The decision to issue new guidance on Forex market operations Isa said was taken at an extraordinary Bankers’ Committee meeting held on Friday, June 16, 2023.
According to the new guidance, domiciliary account holders are now “permitted to utilize cash deposits not exceeding USD$10,000 per day or its equivalent via telegraphic transfer.
Deposit Money Banks (DMBs) were ordered to “provide returns to the CBN, including the ‘purpose’ for such transactions”.
Other additional changes introduced in the Forex market by the CBN are that, it “will prioritize orderly settlement of any committed FX forward transactions as they fall due in order to boost market confidence.
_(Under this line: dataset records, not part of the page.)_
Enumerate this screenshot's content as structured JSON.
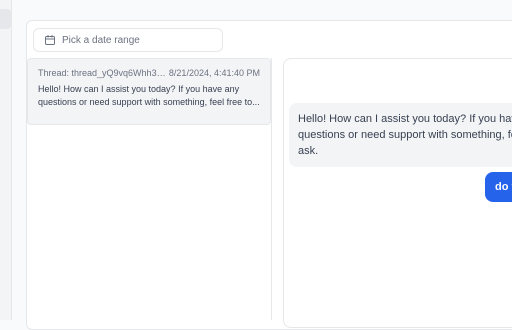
{
  "filter": {
    "date_range_placeholder": "Pick a date range",
    "icon": "calendar-icon"
  },
  "threads": [
    {
      "id_label": "Thread: thread_yQ9vq6Whh39...",
      "timestamp": "8/21/2024, 4:41:40 PM",
      "preview": "Hello! How can I assist you today? If you have any questions or need support with something, feel free to..."
    }
  ],
  "chat": {
    "assistant_message": "Hello! How can I assist you today? If you have a questions or need support with something, feel ask.",
    "user_message": "do y"
  },
  "colors": {
    "accent": "#2563eb",
    "bubble_bg": "#f3f4f6",
    "border": "#e5e7eb"
  }
}
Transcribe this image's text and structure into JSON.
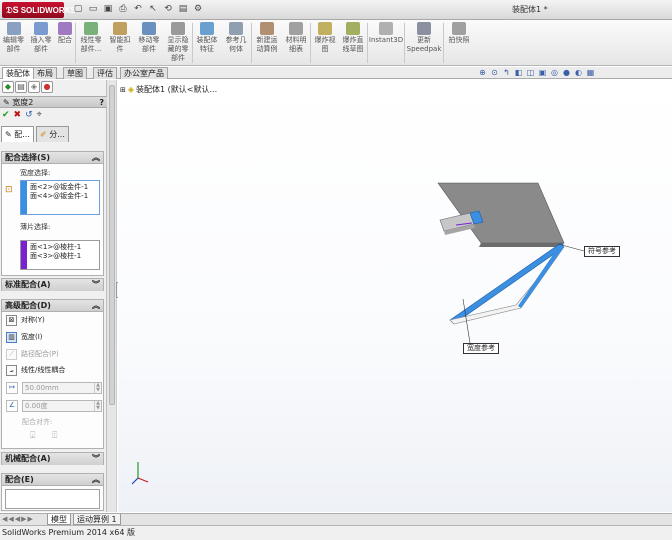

Regarding foreign exchange for visibles and invisibles, the apex has decided that “all visible and invisible transactions (medicals, school fees, BTA/PTA, airline
and other remittances) will now be eligible for the Investors’ and Exporters’ (I & E) window.
As a result of this, DMBs have been told to “ensure expeditious processing of all eligible invisible transactions on behalf of their customers using the applicable rate at the I & E window”.
The CBN in its guidance has resolved to “normalize its Cash Reserve Ratio (CRR) maintenance processes and ensure equity in its implementation across the banking industry.
The CBN said it will issue further guidance as it implements the ongoing reforms as well as continue to engage stakeholders.